P&J Beacon program praised as a model school community center

Something highly unusual happens every week at I.S. 192 in Throggs Neck: kids beg their parents to bring them to school. On Saturdays.

I.S. 192 keeps its doors open on weekends, weeknights and holidays to offer art classes, STEM activities, team sports and more through the P&J Beacon program. Part of a city-wide initiative, P&J Beacon provides a community space to the school’s 3-to-13-year-old students, as well as to older teens and adults from the area, who participate in and help lead the activities.

“Community members of all ages have been coming to my class, learning together,” said the Beacon’s Jiu Jitsu teacher Sensei Gary George, whose children also attend the program. “It’s been an incredible experience.”

On a typical weeknight, the halls of I.S. 192 are bustling.

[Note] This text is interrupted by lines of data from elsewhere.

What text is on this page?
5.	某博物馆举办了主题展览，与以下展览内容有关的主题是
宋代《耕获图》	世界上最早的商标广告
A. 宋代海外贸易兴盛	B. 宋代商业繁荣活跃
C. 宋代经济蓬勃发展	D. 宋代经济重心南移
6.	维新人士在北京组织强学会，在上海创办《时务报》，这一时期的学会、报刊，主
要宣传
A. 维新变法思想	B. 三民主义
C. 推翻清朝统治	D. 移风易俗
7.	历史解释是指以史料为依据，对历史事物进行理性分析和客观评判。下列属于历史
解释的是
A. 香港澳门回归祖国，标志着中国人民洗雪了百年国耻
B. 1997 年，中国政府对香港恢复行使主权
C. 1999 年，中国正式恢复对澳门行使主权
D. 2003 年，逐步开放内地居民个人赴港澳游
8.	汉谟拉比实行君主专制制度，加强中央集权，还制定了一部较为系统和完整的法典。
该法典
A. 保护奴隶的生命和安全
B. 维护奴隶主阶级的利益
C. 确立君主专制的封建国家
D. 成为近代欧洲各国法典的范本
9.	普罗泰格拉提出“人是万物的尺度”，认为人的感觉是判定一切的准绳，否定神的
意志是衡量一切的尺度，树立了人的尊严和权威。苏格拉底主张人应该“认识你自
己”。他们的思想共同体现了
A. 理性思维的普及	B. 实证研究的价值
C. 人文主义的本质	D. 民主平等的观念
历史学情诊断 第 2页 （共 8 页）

Beacon group leaders, mostly young adults from the community, welcome the students with high-fives and guide them to their activities. Parents chit-chat about how each other’s children have grown. Students greet the security staff and janitors by their first names.

“The familiar environment here is really what makes the Beacon so special,” said Rayshawn Logan, who has been a group leader at the program for four years. “Students start out not wanting to be at school for any longer than they have to. But after a couple months, they don’t want to leave.”

P&J is one of 91 Beacon locations in New York City. Funded by the NYC Department of Youth & Community, the program partners with various nonprofit organizations to start community centers at local schools. The nonprofit Phipps Neighborhoods helped found the Beacon at I.S. 192 in 2008.

The Beacon at I.S. 192 has caught the attention of Robert Bieder, youth and education director at Community Board 10, who wants to use the school as a model to establish a similar program at Harry S. Truman High School in Co-op City.

Truman is the largest public school in the district, with 2,094 students, two swimming pools, a football field and a planetarium. “It would be great if those facilities could be made available for the entire community to use – not just the students,” Bieder said in an interview.

Keri Alfano, Truman’s principal, said in an interview that she is a firm believer in afterschool programs, and she would be eager to extend access of her school’s facilities to the broader Co-op City community. She is currently discussing the details of the Beacon program with its directors.

Edwin Scott, director of the P&J Beacon in Throggs Neck, said in an interview that Truman would be an ideal location for a Beacon, but it needs to follow a flexible, community-driven model in order to succeed.

“It’s not easy to create a space where students want to be after the last bell of the day rings,” Scott said. “It requires consistently listening to the individual needs of the students and parents. There is no cookie-cutter, one-size-fits-all Beacon. Each community is different because each student is different.”